Gouvernance Guide Loi 25

Gouvernance des données : guide complet 2026

La gouvernance des données n'est plus un luxe. Avec la Loi 25, le RGPD et l'essor de l'IA, c'est une obligation légale et un avantage concurrentiel. Voici tout ce que vous devez savoir - sans jargon.

OC

Oleg Chitic

· 12 min de lecture

En résumé

La gouvernance des données est l'ensemble des politiques, rôles et processus qui déterminent comment une organisation collecte, stocke, utilise et protège ses données. En 2026, avec la Loi 25 au Québec et le RGPD en Europe, elle n'est plus optionnelle. Ce guide couvre les fondamentaux, les rôles clés, les 7 erreurs fatales et une méthode en 5 étapes. Le framework CQSEV est présenté comme outil de diagnostic.

⏱️ 12 minutes

Vocabulaire clé de cet article

Data Owner - le responsable des données d'un domaine (le propriétaire)
Data Steward - le gardien des données au quotidien (le concierge)
KPI - indicateur chiffré qui mesure un résultat concret
Pipeline / ETL - circuit automatisé qui déplace et nettoie les données
Loi 25 - loi québécoise sur la protection des renseignements personnels
Lignage - la traçabilité : d'où viennent les données et où vont-elles

Qu'est-ce que la gouvernance des données ?
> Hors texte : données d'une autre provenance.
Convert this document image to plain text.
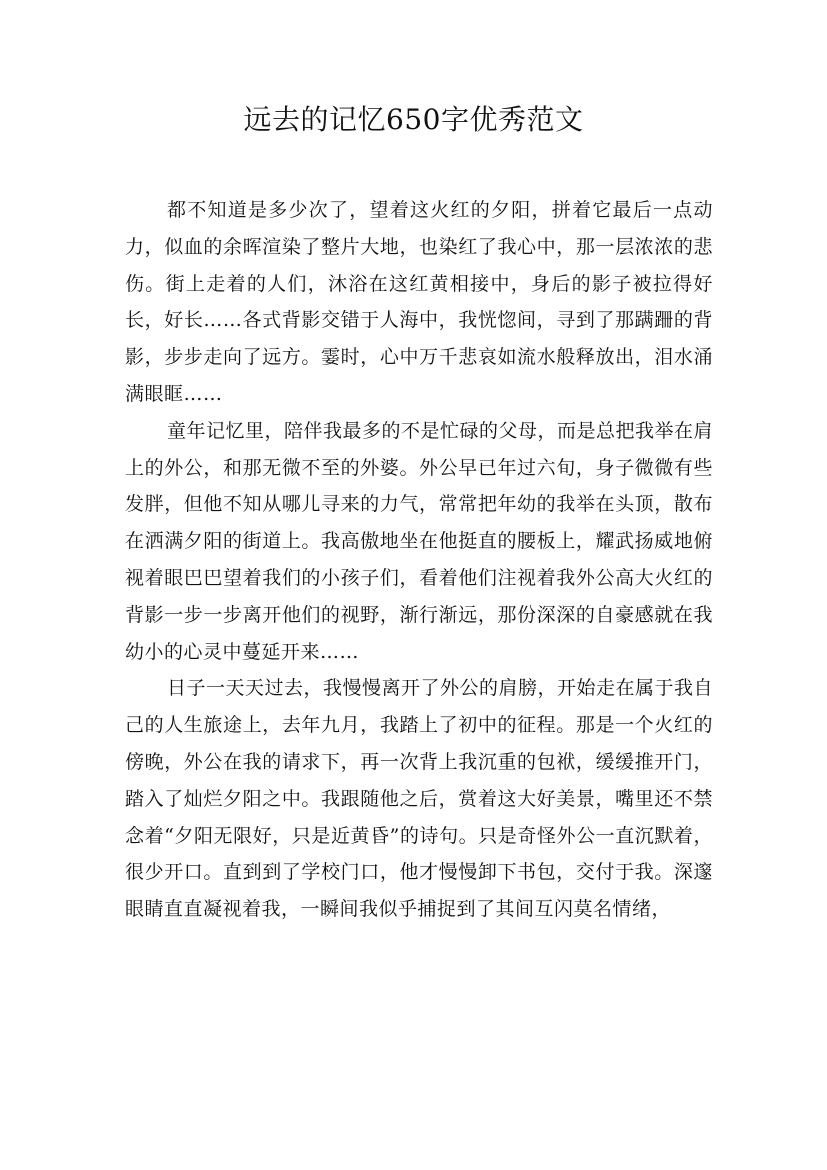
远去的记忆650字优秀范文

都不知道是多少次了，望着这火红的夕阳，拼着它最后一点动力，似血的余晖渲染了整片大地，也染红了我心中，那一层浓浓的悲伤。街上走着的人们，沐浴在这红黄相接中，身后的影子被拉得好长，好长……各式背影交错于人海中，我恍惚间，寻到了那蹒跚的背影，步步走向了远方。霎时，心中万千悲哀如流水般释放出，泪水涌满眼眶……

童年记忆里，陪伴我最多的不是忙碌的父母，而是总把我举在肩上的外公，和那无微不至的外婆。外公早已年过六旬，身子微微有些发胖，但他不知从哪儿寻来的力气，常常把年幼的我举在头顶，散布在洒满夕阳的街道上。我高傲地坐在他挺直的腰板上，耀武扬威地俯视着眼巴巴望着我们的小孩子们，看着他们注视着我外公高大火红的背影一步一步离开他们的视野，渐行渐远，那份深深的自豪感就在我幼小的心灵中蔓延开来……

日子一天天过去，我慢慢离开了外公的肩膀，开始走在属于我自己的人生旅途上，去年九月，我踏上了初中的征程。那是一个火红的傍晚，外公在我的请求下，再一次背上我沉重的包袱，缓缓推开门，踏入了灿烂夕阳之中。我跟随他之后，赏着这大好美景，嘴里还不禁念着“夕阳无限好，只是近黄昏”的诗句。只是奇怪外公一直沉默着，很少开口。直到到了学校门口，他才慢慢卸下书包，交付于我。深邃眼睛直直凝视着我，一瞬间我似乎捕捉到了其间互闪莫名情绪，
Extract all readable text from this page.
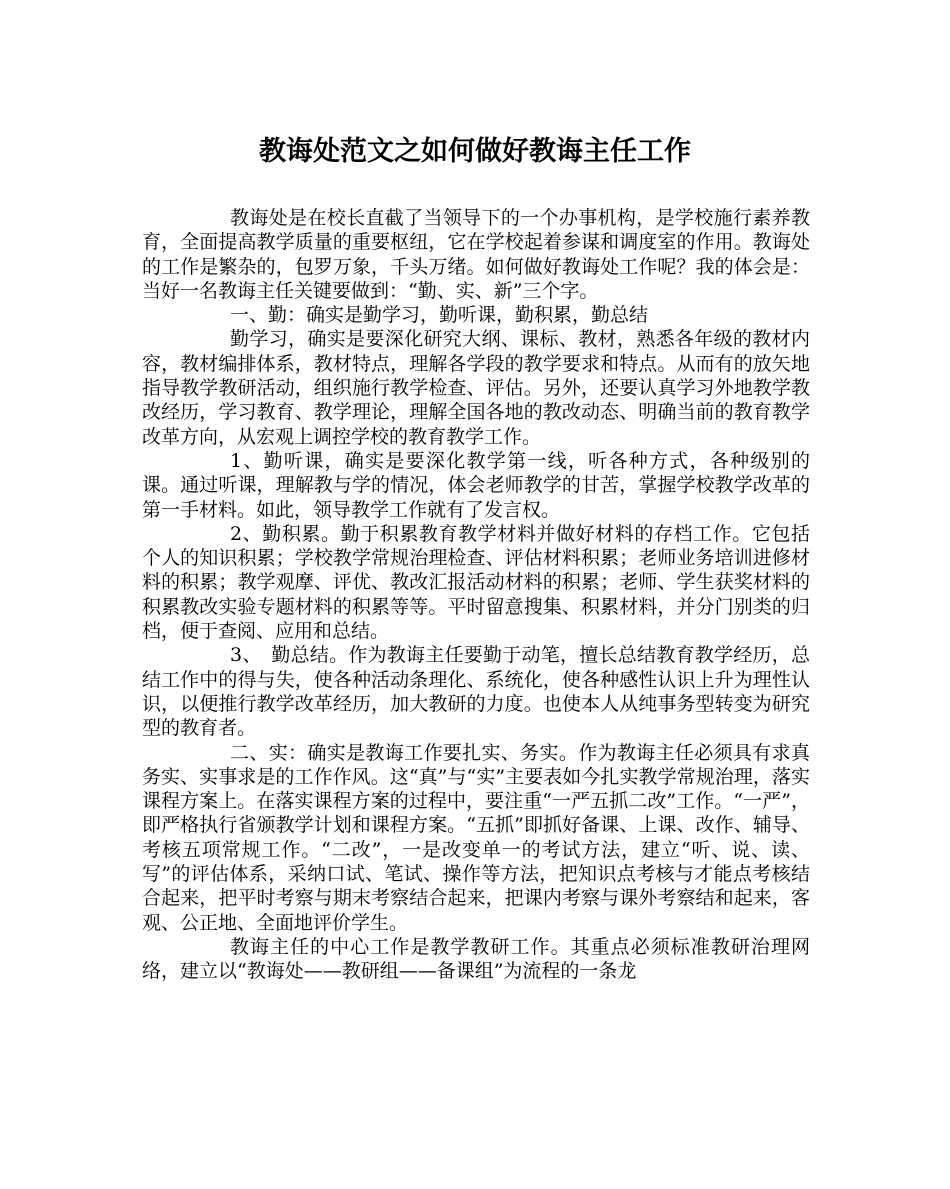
教诲处范文之如何做好教诲主任工作

教诲处是在校长直截了当领导下的一个办事机构，是学校施行素养教育，全面提高教学质量的重要枢纽，它在学校起着参谋和调度室的作用。教诲处的工作是繁杂的，包罗万象，千头万绪。如何做好教诲处工作呢？我的体会是：当好一名教诲主任关键要做到：“勤、实、新”三个字。

一、勤：确实是勤学习，勤听课，勤积累，勤总结

勤学习，确实是要深化研究大纲、课标、教材，熟悉各年级的教材内容，教材编排体系，教材特点，理解各学段的教学要求和特点。从而有的放矢地指导教学教研活动，组织施行教学检查、评估。另外，还要认真学习外地教学教改经历，学习教育、教学理论，理解全国各地的教改动态、明确当前的教育教学改革方向，从宏观上调控学校的教育教学工作。

1、勤听课，确实是要深化教学第一线，听各种方式，各种级别的课。通过听课，理解教与学的情况，体会老师教学的甘苦，掌握学校教学改革的第一手材料。如此，领导教学工作就有了发言权。

2、勤积累。勤于积累教育教学材料并做好材料的存档工作。它包括个人的知识积累；学校教学常规治理检查、评估材料积累；老师业务培训进修材料的积累；教学观摩、评优、教改汇报活动材料的积累；老师、学生获奖材料的积累教改实验专题材料的积累等等。平时留意搜集、积累材料，并分门别类的归档，便于查阅、应用和总结。

3、　勤总结。作为教诲主任要勤于动笔，擅长总结教育教学经历，总结工作中的得与失，使各种活动条理化、系统化，使各种感性认识上升为理性认识，以便推行教学改革经历，加大教研的力度。也使本人从纯事务型转变为研究型的教育者。

二、实：确实是教诲工作要扎实、务实。作为教诲主任必须具有求真务实、实事求是的工作作风。这“真”与“实”主要表如今扎实教学常规治理，落实课程方案上。在落实课程方案的过程中，要注重“一严五抓二改”工作。“一严”，即严格执行省颁教学计划和课程方案。“五抓”即抓好备课、上课、改作、辅导、考核五项常规工作。“二改”，一是改变单一的考试方法，建立“听、说、读、写”的评估体系，采纳口试、笔试、操作等方法，把知识点考核与才能点考核结合起来，把平时考察与期末考察结合起来，把课内考察与课外考察结和起来，客观、公正地、全面地评价学生。

教诲主任的中心工作是教学教研工作。其重点必须标准教研治理网络，建立以“教诲处——教研组——备课组”为流程的一条龙
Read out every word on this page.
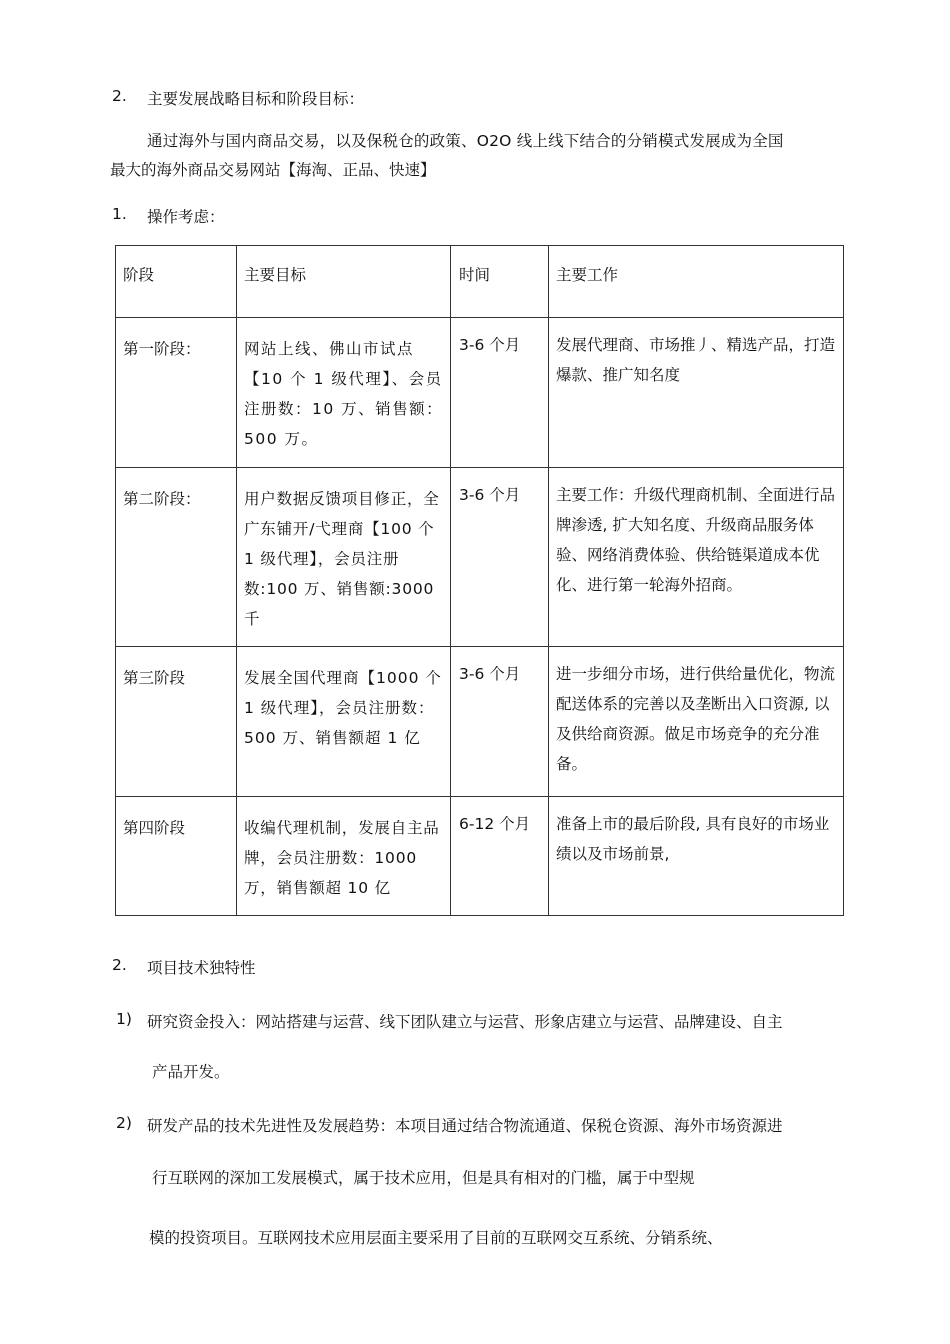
2. 主要发展战略目标和阶段目标：
通过海外与国内商品交易，以及保税仓的政策、O2O 线上线下结合的分销模式发展成为全国
最大的海外商品交易网站【海淘、正品、快速】
1. 操作考虑：
阶段	主要目标	时间	主要工作
第一阶段：	网站上线、佛山市试点【10 个 1 级代理】、会员注册数：10 万、销售额：500 万。	3-6 个月	发展代理商、市场推丿、精选产品，打造爆款、推广知名度
第二阶段：	用户数据反馈项目修正，全广东铺开/弋理商【100 个 1 级代理】，会员注册数:100 万、销售额:3000 千	3-6 个月	主要工作：升级代理商机制、全面进行品牌渗透, 扩大知名度、升级商品服务体验、网络消费体验、供给链渠道成本优化、进行第一轮海外招商。

第三阶段	发展全国代理商【1000 个 1 级代理】，会员注册数： 500 万、销售额超 1 亿	3-6 个月	进一步细分市场，进行供给量优化，物流配送体系的完善以及垄断出入口资源, 以及供给商资源。做足市场竞争的充分准备。

第四阶段	收编代理机制，发展自主品牌，会员注册数：1000 万，销售额超 10 亿	6-12 个月	准备上市的最后阶段, 具有良好的市场业绩以及市场前景,
2. 项目技术独特性
1) 研究资金投入：网站搭建与运营、线下团队建立与运营、形象店建立与运营、品牌建设、自主
产品开发。
2) 研发产品的技术先进性及发展趋势：本项目通过结合物流通道、保税仓资源、海外市场资源进
行互联网的深加工发展模式，属于技术应用，但是具有相对的门槛，属于中型规
模的投资项目。互联网技术应用层面主要采用了目前的互联网交互系统、分销系统、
La gouvernance des données (data governance) est l'ensemble des politiques, rôles, processus et standards qui déterminent comment une organisation collecte, stocke, utilise, partage et protège ses données. C'est le cadre de décision qui répond à la question : « Qui est responsable de quoi, et selon quelles règles ? »

Pensez au Code de la route. Il ne conduit pas à votre place. Il définit les règles : vitesse maximale, priorité à droite, feux rouges. Sans lui, chaque conducteur inventerait ses propres règles - et les accidents seraient inévitables.

La gouvernance des données, c'est le Code de la route de vos données.

On peut aussi voir ça comme une bibliothèque. Imaginez des milliers de livres sans organisation :

La meilleure gouvernance est celle que les gens suivent naturellement parce qu'elle leur facilite la vie.

Sans gouvernance

  • × 15 versions du même fichier
  • × « C'est quoi ce champ ? »
  • × Données contradictoires entre départements
  • × Personne ne sait qui a accès à quoi

Avec gouvernance

  • Une seule source de vérité
  • Un dictionnaire de données clair
  • Données fiables et cohérentes
  • Accès contrôlés et tracés

La valeur concrète :

  • Décisions plus rapides - une seule version de la vérité
  • Moins d'erreurs coûteuses - les données sont vérifiées
  • Conformité légale - Loi 25 respectée
  • Confiance des clients - leurs données sont protégées

Ce que c'est

Définir qui est responsable des données clients. Écrire les standards de qualité. Décider des règles d'accès.

Ce que ce n'est pas

Acheter un outil à 500 K$. Créer 200 pages de politiques. Nommer un comité sans pouvoir de décision.

Ce que ça devrait être

Un cadre pragmatique. 3 politiques qui fonctionnent. Des rôles clairs. Des mesures concrètes.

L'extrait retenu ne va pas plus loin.